Mensur bufou, meio suspiro, meio riso.

— A tua mãe e eu adoramos-te — disse ele, e fez uma pausa, devido à falta de hábito de falar dos dois no mesmo fôlego. — Nós apoiamos-te nas decisões que te fizerem feliz.

Os olhos de Peri encheram-se de lágrimas. Quando as pessoas a tratavam com compaixão, sentia-se sempre mais vulnerável do que quando a tratavam com animosidade.

— O que é que se passa, minha alma? Estás a chorar?

Ela ignorou a pergunta.

— Mas, Baba… e se um dia eu o envergonhar? Rejeita-me?

— Nunca hei de rejeitar a minha própria filha, aconteça o que acontecer — respondeu Mensur. — Desde que não me tragas para casa um imã barbudo como genro. Isso, sim, daria cabo de mim! E provavelmente também não devias namorar com um daqueles músicos com bíceps tatuados, como é que se chamam? Metaleiros. Não me importava, mas a tua mãe enlouqueceria. Por isso, tirando o imã e o metaleiro, há muitas outras opções.

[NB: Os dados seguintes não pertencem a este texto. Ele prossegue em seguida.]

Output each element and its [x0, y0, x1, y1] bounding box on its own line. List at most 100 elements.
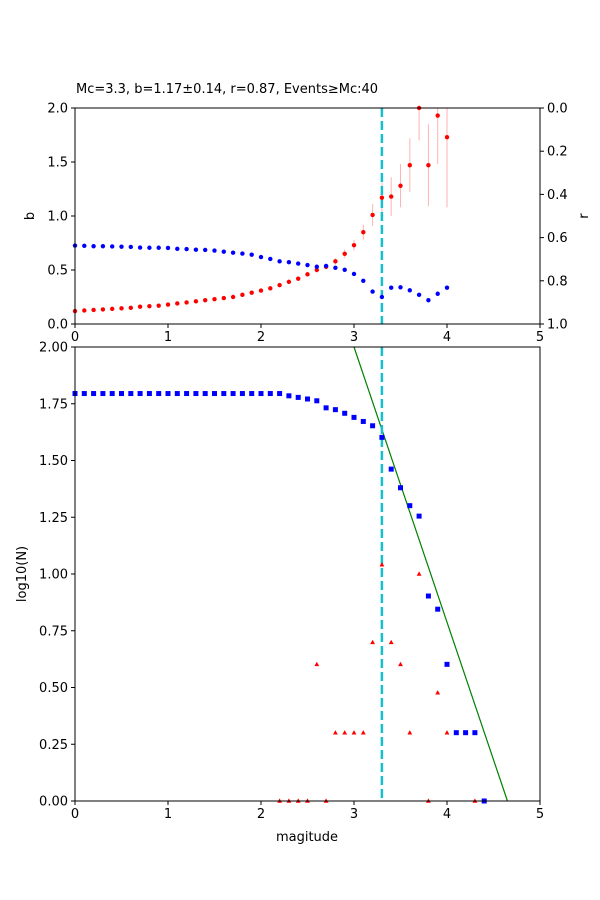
- r-point: [240, 251, 245, 256]
- cumulative-count-point: [100, 391, 106, 397]
- r-point: [147, 245, 152, 250]
- cumulative-count-point: [323, 405, 329, 411]
- r-point: [342, 267, 347, 272]
- b-point: [398, 183, 403, 188]
- b-point: [333, 259, 338, 264]
- y-tick-label: 1.5: [47, 156, 68, 171]
- b-point: [221, 295, 226, 301]
- bottom-axis-ticks: 0 1 2 3 4 5 0.00 0.25 0.50 0.75 1.00 1.25 1.50 1.75 2.…: [39, 341, 544, 823]
- b-point: [258, 288, 264, 293]
- cumulative-count-point: [472, 730, 478, 736]
- y-tick-label: 1.50: [39, 454, 68, 469]
- y2-tick-label: 0.4: [547, 188, 568, 203]
- cumulative-count-point: [146, 391, 152, 397]
- r-point: [333, 265, 338, 271]
- x-tick-label: 4: [443, 330, 451, 345]
- r-point: [119, 244, 124, 249]
- b-point: [305, 272, 310, 277]
- r-point: [370, 289, 375, 294]
- bottom-ylabel: log10(N): [15, 546, 30, 602]
- r-point: [379, 294, 385, 300]
- y-tick-label: 1.75: [39, 397, 68, 412]
- cumulative-count-point: [165, 391, 171, 397]
- r-point: [137, 245, 143, 250]
- cumulative-count-point: [184, 391, 190, 397]
- cumulative-count-point: [91, 391, 97, 397]
- cumulative-count-point: [435, 606, 441, 612]
- cumulative-count-point: [398, 485, 403, 491]
- cumulative-count-point: [239, 391, 245, 397]
- r-point: [323, 263, 329, 269]
- r-point: [249, 252, 254, 257]
- r-point: [277, 259, 282, 264]
- b-point: [370, 212, 375, 218]
- noncumulative-count-point: [407, 730, 413, 735]
- cumulative-count-point: [425, 593, 431, 599]
- r-point: [286, 260, 292, 265]
- cumulative-count-point: [249, 391, 255, 397]
- cumulative-count-point: [370, 423, 376, 429]
- r-point: [389, 285, 394, 290]
- y-tick-label: 2.0: [47, 102, 68, 117]
- r-point: [128, 244, 133, 250]
- cumulative-count-point: [119, 391, 124, 397]
- cumulative-count-point: [202, 391, 208, 397]
- r-point: [351, 271, 357, 277]
- magnitude-frequency-panel: 0 1 2 3 4 5 0.00 0.25 0.50 0.75 1.00 1.25 1.50 1.75 2.…: [15, 341, 544, 846]
- r-point: [175, 246, 180, 252]
- y-tick-label: 0.75: [39, 624, 68, 639]
- r-point: [110, 244, 115, 249]
- y-tick-label: 1.0: [47, 210, 68, 225]
- cumulative-count-point: [463, 730, 469, 736]
- cumulative-count-point: [109, 391, 115, 397]
- r-point: [444, 285, 450, 290]
- b-point: [286, 279, 292, 285]
- y-tick-label: 0.5: [47, 264, 68, 279]
- noncumulative-count-point: [370, 639, 375, 645]
- b-point: [147, 303, 152, 309]
- r-point: [398, 285, 403, 290]
- noncumulative-count-point: [314, 661, 320, 667]
- r-point: [193, 247, 199, 252]
- b-r-panel: 0 1 2 3 4 50.00.51.01.52.0 0.00.20.40.60.81.0 …: [23, 102, 592, 346]
- cumulative-count-point: [314, 398, 320, 404]
- r-point: [91, 244, 96, 249]
- cumulative-count-point: [230, 391, 236, 397]
- cumulative-count-point: [81, 391, 87, 397]
- cumulative-count-point: [286, 393, 292, 399]
- noncumulative-count-point: [388, 639, 394, 645]
- cumulative-count-point: [453, 730, 459, 736]
- b-point: [128, 305, 133, 310]
- r-point: [361, 278, 366, 283]
- b-point: [184, 300, 189, 305]
- b-point: [82, 308, 87, 313]
- y-tick-label: 0.00: [39, 795, 68, 810]
- x-tick-label: 0: [71, 807, 79, 822]
- cumulative-count-point: [258, 391, 264, 397]
- cumulative-count-point: [360, 418, 366, 424]
- cumulative-count-point: [407, 503, 413, 509]
- b-point: [435, 113, 440, 118]
- b-point: [175, 301, 180, 306]
- r-point: [156, 245, 161, 250]
- r-point: [203, 247, 208, 253]
- b-point: [389, 194, 394, 199]
- cumulative-count-point: [221, 391, 227, 397]
- cumulative-count-point: [174, 391, 180, 397]
- b-point: [240, 292, 245, 298]
- r-point: [426, 298, 431, 303]
- b-point: [268, 286, 273, 291]
- x-tick-label: 3: [350, 330, 358, 345]
- y-tick-label: 1.00: [39, 568, 68, 583]
- x-tick-label: 1: [164, 807, 172, 822]
- b-point: [203, 298, 208, 303]
- cumulative-count-point: [193, 391, 199, 397]
- b-point: [361, 230, 366, 235]
- cumulative-count-point: [212, 391, 217, 397]
- cumulative-count-point: [295, 394, 301, 400]
- y2-tick-label: 1.0: [547, 318, 568, 333]
- r-point: [416, 292, 422, 298]
- b-point: [342, 251, 347, 256]
- r-point: [82, 243, 87, 249]
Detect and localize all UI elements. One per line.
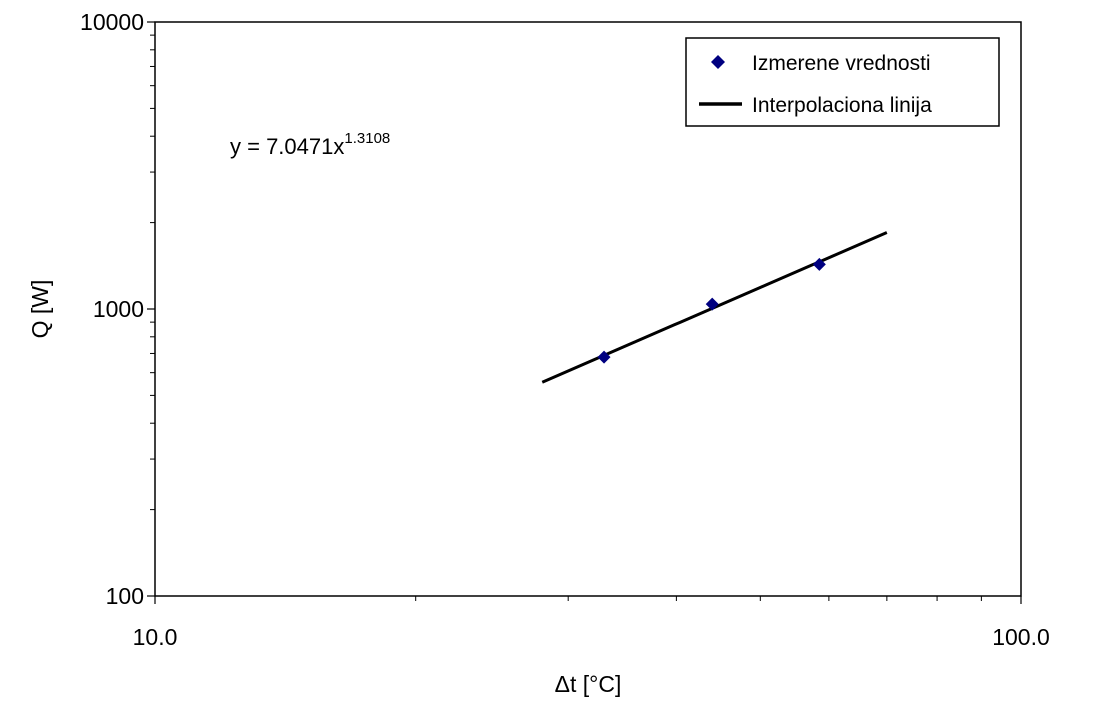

Peri riu-se. Lembrou-se dos rituais de pai e filha diante da televisão, das vezes em que ele a ensinara a assobiar, a fazer bolas com pastilha elástica, a comer sementes de girassol com sal, partindo destramente as cascas com os dentes.

— A sério, diz lá: quem é o rapaz sortudo? — perguntou Mensur.

A palavra «rapaz» fê-la recompor-se. Na perspetiva do pai, ela só podia gostar de um rapaz, de alguém da sua idade.

— Oh, é só um aluno, nada de sério. Sou demasiado nova para ter uma relação séria.

— Sim, Pericim. — Ele pareceu aliviado. — Isso há de passar. Concentra-te nas aulas.

— Sim, Baba.

— Ah, e não contes nada disto à tua mãe. É escusado preocupá-la.

— Claro que não.

Depois de desligar, Peri correu durante uma hora bem medida. Os pés escorregavam-lhe nas pedras geladas, mas ela não desistiu. Quando voltou para o quarto, tinha as canelas a latejar de dor, por ter abusado do exercício, e sentia a garganta dorida sempre que engolia, os primeiros sinais de uma gripe valente. Adormeceu imediatamente e continuou a correr em sonhos, agarrada a um bilhete que Shirin lhe escrevera e deixara em cima da cama.

«Peri, encontrei a casa perfeita para nós! Prepara-te, vamos sair da residência universitária!»